Although we saw no evidence that the interaction between testosterone and cortisol predicted men’s facial attractiveness or health, we saw some evidence that the interaction between testosterone and cortisol may be weakly related to ratings of men’s facial dominance. The bivariate relationship between the interaction term and ratings of men’s facial dominance was significant (although the interaction term had no significant effects in the full model, which also included testosterone and cortisol) and simple slope analyses suggested that testosterone was positively related to dominance ratings at 1SD above the mean for cortisol, but not 1SD below the mean for cortisol. Only one other study has tested whether cortisol moderates the relationship between testosterone and facial dominance in men. Consistent with our results, Moore et al. (2011b) found that a prototype face with the average shape, color and texture information of men with high cortisol and low testosterone levels was judged to be less dominant than prototype faces representing men with low cortisol and low testosterone, high cortisol and high testosterone, or low cortisol and high testosterone levels. Moore et al. (2011b) did not examine dominance ratings of individual faces, however. That men with the combination of high testosterone and high cortisol look particularly dominant would be consistent with research suggesting that people with this particular hormonal profile actually are particularly dominant and/or aggressive (Denson et al. 2013; Welker et al. 2014). However, other studies have found that men with high testosterone and low cortisol tend to be particularly dominant (Mehta and Josephs 2010). Importantly, we emphasize here that the effect of the interaction term for facial dominance is only significant in one of our analyses and even then would not be significant if we corrected for multiple comparisons. This raises the possibility that it is a false positive.

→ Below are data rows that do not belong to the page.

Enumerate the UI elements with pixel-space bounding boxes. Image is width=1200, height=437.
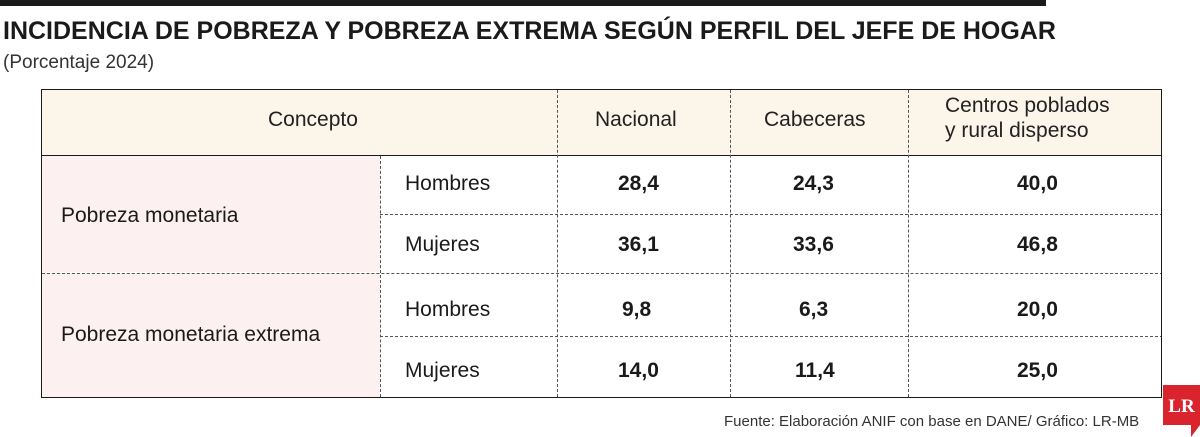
column-divider-cabeceras (730, 90, 731, 397)
value-cell: 46,8 (1017, 233, 1058, 256)
group-background-pobreza-extrema (42, 273, 380, 397)
column-divider-nacional (557, 90, 558, 397)
header-rural-line1: Centros poblados (945, 94, 1110, 117)
row-label-mujeres: Mujeres (405, 359, 480, 382)
page-title: INCIDENCIA DE POBREZA Y POBREZA EXTREMA … (3, 17, 1056, 45)
value-cell: 25,0 (1017, 359, 1058, 382)
top-rule (0, 0, 1046, 6)
value-cell: 11,4 (795, 359, 835, 382)
value-cell: 36,1 (618, 233, 659, 256)
value-cell: 6,3 (799, 298, 829, 321)
poverty-table: Concepto Nacional Cabeceras Centros pobl… (41, 89, 1162, 398)
value-cell: 40,0 (1017, 172, 1058, 195)
value-cell: 28,4 (618, 172, 659, 195)
group-label-pobreza-extrema: Pobreza monetaria extrema (61, 323, 321, 346)
column-divider-sex (380, 156, 381, 397)
row-label-mujeres: Mujeres (405, 233, 480, 256)
lr-logo-text: LR (1168, 396, 1195, 417)
group-background-pobreza-monetaria (42, 156, 380, 272)
value-cell: 24,3 (793, 172, 834, 195)
row-label-hombres: Hombres (405, 172, 491, 195)
table-header-background (42, 90, 1161, 156)
header-rural-line2: y rural disperso (945, 119, 1089, 142)
value-cell: 20,0 (1017, 298, 1058, 321)
group-divider (42, 273, 1161, 274)
row-divider-1 (380, 214, 1161, 215)
header-cabeceras: Cabeceras (764, 108, 866, 131)
value-cell: 33,6 (793, 233, 834, 256)
group-label-pobreza-monetaria: Pobreza monetaria (61, 204, 239, 227)
page-subtitle: (Porcentaje 2024) (3, 52, 155, 73)
header-nacional: Nacional (595, 108, 677, 131)
row-label-hombres: Hombres (405, 298, 491, 321)
source-note: Fuente: Elaboración ANIF con base en DAN… (724, 413, 1140, 430)
value-cell: 9,8 (622, 298, 652, 321)
header-concepto: Concepto (268, 108, 358, 131)
column-divider-rural (908, 90, 909, 397)
lr-logo: LR (1163, 385, 1200, 437)
row-divider-3 (380, 336, 1161, 337)
value-cell: 14,0 (618, 359, 659, 382)
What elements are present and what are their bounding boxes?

Like previous studies (e.g., Hönekopp et al. 2007; Neave et al. 2003; Moore et al. 2011a, 2011b), we did not observe significant relationships between men’s testosterone or cortisol levels and ratings of their facial attractiveness, health, or dominance. Given our small sample size, and the small sample sizes typical of work on this topic, we cannot rule out the possibility that these null results are false negatives, however. Further research employing larger samples may be necessary to clarify the nature of the relationships between men’s hormone levels and perceived facial appearance.

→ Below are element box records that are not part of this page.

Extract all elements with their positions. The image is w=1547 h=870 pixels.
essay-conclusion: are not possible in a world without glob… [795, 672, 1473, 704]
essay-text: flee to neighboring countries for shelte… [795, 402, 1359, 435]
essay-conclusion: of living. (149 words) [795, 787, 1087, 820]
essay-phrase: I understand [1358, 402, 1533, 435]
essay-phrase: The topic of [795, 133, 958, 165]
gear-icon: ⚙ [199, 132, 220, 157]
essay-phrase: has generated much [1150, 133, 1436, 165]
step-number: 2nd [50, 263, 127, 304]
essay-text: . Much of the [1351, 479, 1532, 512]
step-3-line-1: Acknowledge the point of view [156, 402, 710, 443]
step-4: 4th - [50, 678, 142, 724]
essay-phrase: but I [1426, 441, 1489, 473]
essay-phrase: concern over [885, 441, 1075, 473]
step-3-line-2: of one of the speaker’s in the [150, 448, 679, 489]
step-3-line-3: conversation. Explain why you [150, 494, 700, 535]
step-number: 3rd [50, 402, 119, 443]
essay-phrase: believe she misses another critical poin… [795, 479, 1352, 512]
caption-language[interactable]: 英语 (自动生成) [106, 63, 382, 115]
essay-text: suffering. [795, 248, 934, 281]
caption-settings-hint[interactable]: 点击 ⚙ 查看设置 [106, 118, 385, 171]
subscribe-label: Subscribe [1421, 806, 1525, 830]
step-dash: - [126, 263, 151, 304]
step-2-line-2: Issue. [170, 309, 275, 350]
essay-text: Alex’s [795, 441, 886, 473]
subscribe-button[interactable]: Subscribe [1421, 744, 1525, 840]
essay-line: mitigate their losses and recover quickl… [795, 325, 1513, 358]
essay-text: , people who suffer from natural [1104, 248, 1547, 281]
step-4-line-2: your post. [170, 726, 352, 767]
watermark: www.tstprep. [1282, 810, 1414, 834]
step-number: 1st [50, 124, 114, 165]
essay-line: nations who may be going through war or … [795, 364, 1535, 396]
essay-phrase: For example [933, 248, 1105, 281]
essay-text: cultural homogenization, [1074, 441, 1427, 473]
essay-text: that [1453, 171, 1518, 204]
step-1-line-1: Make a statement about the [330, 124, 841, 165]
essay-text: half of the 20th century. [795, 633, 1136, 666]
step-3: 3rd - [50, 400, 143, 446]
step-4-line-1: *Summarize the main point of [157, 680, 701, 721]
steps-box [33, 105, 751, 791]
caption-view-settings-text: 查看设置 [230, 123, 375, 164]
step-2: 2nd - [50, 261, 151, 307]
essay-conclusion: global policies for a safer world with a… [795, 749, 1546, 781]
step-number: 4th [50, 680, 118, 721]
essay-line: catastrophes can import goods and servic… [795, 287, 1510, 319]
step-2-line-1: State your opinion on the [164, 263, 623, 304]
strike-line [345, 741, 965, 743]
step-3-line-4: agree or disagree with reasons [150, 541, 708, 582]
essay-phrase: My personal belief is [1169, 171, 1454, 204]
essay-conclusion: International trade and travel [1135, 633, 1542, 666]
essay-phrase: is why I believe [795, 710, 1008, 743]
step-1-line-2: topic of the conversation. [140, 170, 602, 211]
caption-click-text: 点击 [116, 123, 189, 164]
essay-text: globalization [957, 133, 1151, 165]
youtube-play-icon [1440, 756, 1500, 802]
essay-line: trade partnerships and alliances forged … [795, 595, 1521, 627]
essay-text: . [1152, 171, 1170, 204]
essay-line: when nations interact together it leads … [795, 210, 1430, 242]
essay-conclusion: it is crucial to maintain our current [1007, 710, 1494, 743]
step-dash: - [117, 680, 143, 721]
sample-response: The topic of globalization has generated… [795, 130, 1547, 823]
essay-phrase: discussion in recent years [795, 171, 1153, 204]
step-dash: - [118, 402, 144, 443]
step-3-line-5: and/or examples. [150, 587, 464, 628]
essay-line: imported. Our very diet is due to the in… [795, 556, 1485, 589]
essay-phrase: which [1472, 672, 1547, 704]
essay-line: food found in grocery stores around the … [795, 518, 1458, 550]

Rantala et al. (2012) found that cortisol moderated the relationship between men’s facial attractiveness and testosterone levels, such that the relationship between men’s testosterone levels and facial attractiveness was stronger in men with low cortisol levels. This result suggested that inconsistent findings for the relationship between facial attractiveness and testosterone in men might reflect studies failing to consider the effects of cortisol. In our study, however, we find no evidence that cortisol moderates the relationship between testosterone and facial attractiveness in men. Moreover, that the direction of the relationship between facial attractiveness and the interaction term for the effects of testosterone and cortisol in our study was in the opposite direction to that reported by Rantala et al. (2012) suggests our failure to replicate Rantala et al.’s results is not due to our study being underpowered.